Insiste en afirmar que los grupos políticos de extrema izquierda son los que han tratado de estigmatizar la actividad ganadera. “Quieren meter a todos como si fueran despojadores y apoyadores de grupos paramilitares y eso no es así, porque en la época de la violencia las principales víctimas fueron los ganaderos a los que secuestraban, les quemaban sus fincas y les robaban las reses”, indicó el abogado Abel Pérez, no sin antes precisar que hay senadores que están sembrando el odio de clases y con ello la división y el conflicto que hoy se evidencia en el sur de Sucre.

En la actualidad la Agencia Nacional de Tierras (ANT) adelanta en este departamento 120 procesos de adjudicación de baldíos, de los cuales 52 están en el municipio de San Benito, donde su alcalde, Manuel Cadrazco, pide que se agilicen para que cesen los conflictos.

Incluso los mismos procesos de adjudicación temporal de los baldíos es demorado y en San Benito hay un caso evidente en el que desde marzo fue expedida la resolución y aún la tierra no se la han entregado a las 17 familias beneficiadas.

“No somos invasores, reclamamos tierras”, asegura Fidian Cárdenas. Cortesía

Bravo, un campesino manso

La otra cara de esta historia de reclamo de tierras la representan campesinos que como Pedro Antonio Bravo Cleto, de 60 años, están en el territorio resistiendo los estigmas y las amenazas

Él es el jefe de una comunidad de más de 70 familias de El Limón, zona rural del municipio de Caimito, también en la subregión del San Jorge sucreño, que cultiva en verano y que llevan más de 5 años esperando por una adjudicación.

Dice que la zona más cercana es San Benito, por eso ante amenazas o cualquier otra manifestación de problemas los policías de esta población acuden a sus llamados.

No se sienten seguros y con la masacre del 25 de octubre, donde perdieron la vida cinco personas, sus miedos se incrementaron.

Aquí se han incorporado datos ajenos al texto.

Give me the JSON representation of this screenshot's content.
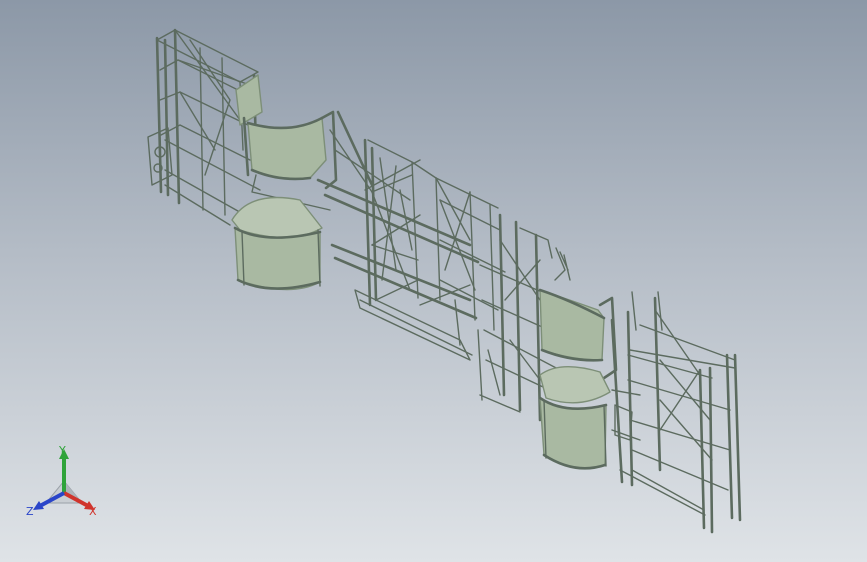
{
  "colors": {
    "frame": "#5c6b5f",
    "frame_light": "#b9c6b3",
    "panel": "#a9b9a2",
    "panel_dark": "#7d8f78",
    "axis_x": "#d0342c",
    "axis_y": "#2fa33a",
    "axis_z": "#2a45c9"
  },
  "triad": {
    "x_label": "X",
    "y_label": "Y",
    "z_label": "Z"
  }
}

“Yo recuerdo que cuando llegamos a la zona hubo ganaderos que ofrecieron entre 4 y 5 millones de pesos para atentar contra los líderes, y desde entonces denunciamos, pero viendo lo que ha ocurrido en San Marcos nos damos cuenta que es un flagelo que sigue vivo”, dice Bravo, un hombre que no le hace alarde a su apellido, no le gusta el conflicto, solo pretende trabajar en las tierras del Estado.

Las tierras por las que Bravo y otras 70 familias esperan adjudicación son las que bordean la ciénaga El Cedral, no saben cuánto espacio es porque están a la espera de que Corpomojana realice la ronda hídrica y lo certifique.

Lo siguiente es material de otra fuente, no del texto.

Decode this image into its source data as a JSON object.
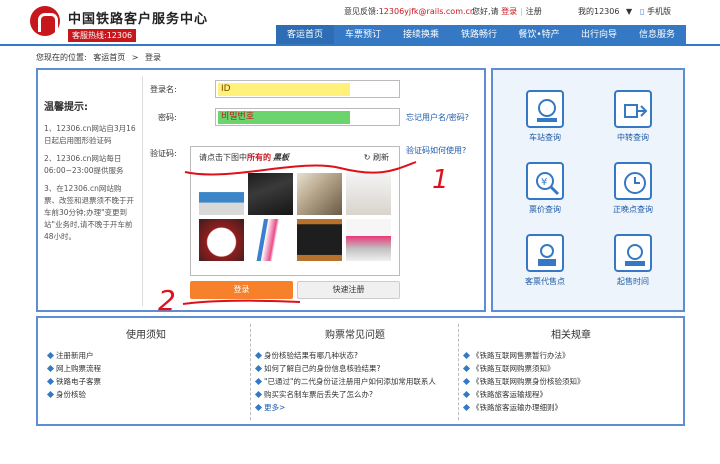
{
  "brand": {
    "title": "中国铁路客户服务中心",
    "hotline": "客服热线:12306"
  },
  "utility": {
    "feedback_label": "意见反馈:",
    "feedback_email": "12306yjfk@rails.com.cn",
    "greeting": "您好,请",
    "login": "登录",
    "register": "注册",
    "my12306": "我的12306",
    "mobile": "手机版"
  },
  "nav": {
    "items": [
      "客运首页",
      "车票预订",
      "接续换乘",
      "铁路畅行",
      "餐饮•特产",
      "出行向导",
      "信息服务"
    ]
  },
  "breadcrumb": {
    "prefix": "您现在的位置:",
    "home": "客运首页",
    "sep": ">",
    "current": "登录"
  },
  "tips": {
    "title": "温馨提示:",
    "items": [
      "1、12306.cn网站自3月16日起启用图形验证码",
      "2、12306.cn网站每日06:00~23:00提供服务",
      "3、在12306.cn网站购票、改签和退票须不晚于开车前30分钟;办理\"变更到站\"业务时,请不晚于开车前48小时。"
    ]
  },
  "login_form": {
    "username_label": "登录名:",
    "username_value": "ID",
    "password_label": "密码:",
    "password_value": "비밀번호",
    "forgot_link": "忘记用户名/密码?",
    "captcha_label": "验证码:",
    "captcha_help": "验证码如何使用?",
    "captcha_instruction_prefix": "请点击下图中",
    "captcha_instruction_bold": "所有的",
    "captcha_keyword": "黑板",
    "captcha_refresh": "刷新",
    "login_button": "登录",
    "register_button": "快速注册"
  },
  "quick": {
    "items": [
      {
        "label": "车站查询",
        "icon": "station-icon"
      },
      {
        "label": "中转查询",
        "icon": "transfer-icon"
      },
      {
        "label": "票价查询",
        "icon": "ticket-price-icon"
      },
      {
        "label": "正晚点查询",
        "icon": "clock-icon"
      },
      {
        "label": "客票代售点",
        "icon": "agency-icon"
      },
      {
        "label": "起售时间",
        "icon": "sale-time-icon"
      }
    ]
  },
  "info": {
    "columns": [
      {
        "title": "使用须知",
        "items": [
          "注册新用户",
          "网上购票流程",
          "铁路电子客票",
          "身份核验"
        ],
        "more": ""
      },
      {
        "title": "购票常见问题",
        "items": [
          "身份核验结果有哪几种状态?",
          "如何了解自己的身份信息核验结果?",
          "\"已通过\"的二代身份证注册用户如何添加常用联系人",
          "购买实名制车票后丢失了怎么办?"
        ],
        "more": "更多>"
      },
      {
        "title": "相关规章",
        "items": [
          "《铁路互联网售票暂行办法》",
          "《铁路互联网购票须知》",
          "《铁路互联网购票身份核验须知》",
          "《铁路旅客运输规程》",
          "《铁路旅客运输办理细则》"
        ],
        "more": ""
      }
    ]
  },
  "annotations": {
    "mark1": "1",
    "mark2": "2"
  },
  "colors": {
    "brand_red": "#c8161d",
    "nav_blue": "#3578c4",
    "login_orange": "#f7812a",
    "annotation_red": "#e0101a"
  }
}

“Yo llevo cinco años en esa tierra y todo ese tiempo he estado enfrentando amenazas. El mes pasado nos tiraron un panfleto en las comunidades Nueva Estrella y Nueva Fe, y eso también lo denunciamos. Eran amenazas de la ‘Águilas negras’ decía el documento”.

Pedro Antonio Bravo sostiene que no tienen ninguna seguridad y que hoy están a merced de las amenazas y el estigma de invasores.

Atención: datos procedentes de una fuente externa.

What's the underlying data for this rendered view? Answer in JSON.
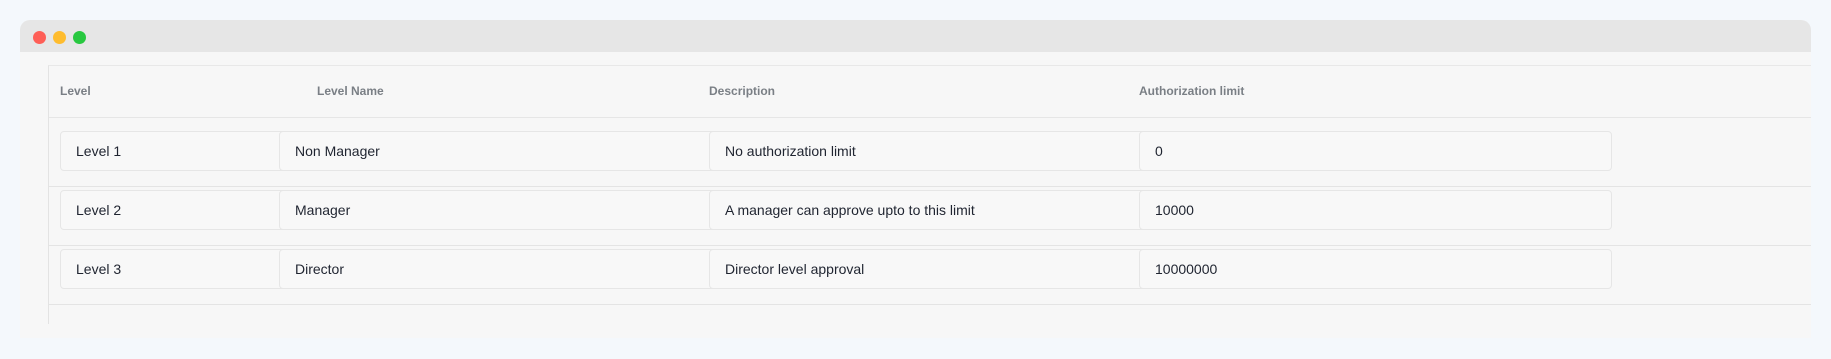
{
  "table": {
    "headers": {
      "level": "Level",
      "level_name": "Level Name",
      "description": "Description",
      "authorization_limit": "Authorization limit"
    },
    "rows": [
      {
        "level": "Level 1",
        "level_name": "Non Manager",
        "description": "No authorization limit",
        "authorization_limit": "0"
      },
      {
        "level": "Level 2",
        "level_name": "Manager",
        "description": "A manager can approve upto to this limit",
        "authorization_limit": "10000"
      },
      {
        "level": "Level 3",
        "level_name": "Director",
        "description": "Director level approval",
        "authorization_limit": "10000000"
      }
    ]
  },
  "colors": {
    "window_close": "#fe5f57",
    "window_minimize": "#febc2e",
    "window_maximize": "#28c840"
  }
}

En esto último coincide Fidian Cárdenas Alemán, otro campesino de 43 años nativo de Nueva Estrella, en Caimito, que espera por la adjudicación de la tierra de Guartinaja, El Pimiento, que le pertenece a San Benito.

Su temor se incrementó con el atentado a su amigo Hernando Benítez, quien teniendo protección de la Unidad Nacional fue objeto de un intento de homicidio que desde entonces lo mantiene refugiado en un lugar desconocido.

“Lo ocurrido con ‘Nando’ nos enciende las alarmas a nosotros porque su debate es el mismo, la lucha por la tierra del Estado”, dice este campesino no sin antes advertir que quien tiene la potestad para ponerle punto final a este conflicto es la Agencia Nacional de Tierras que debe hacer esos deslindes rápidos.

“Nosotros no somos invasores, estamos es reclamando la tierra que le pertenece al campesino que es pobre y que es subsidiado por el Estado”, puntualizó  Bravo.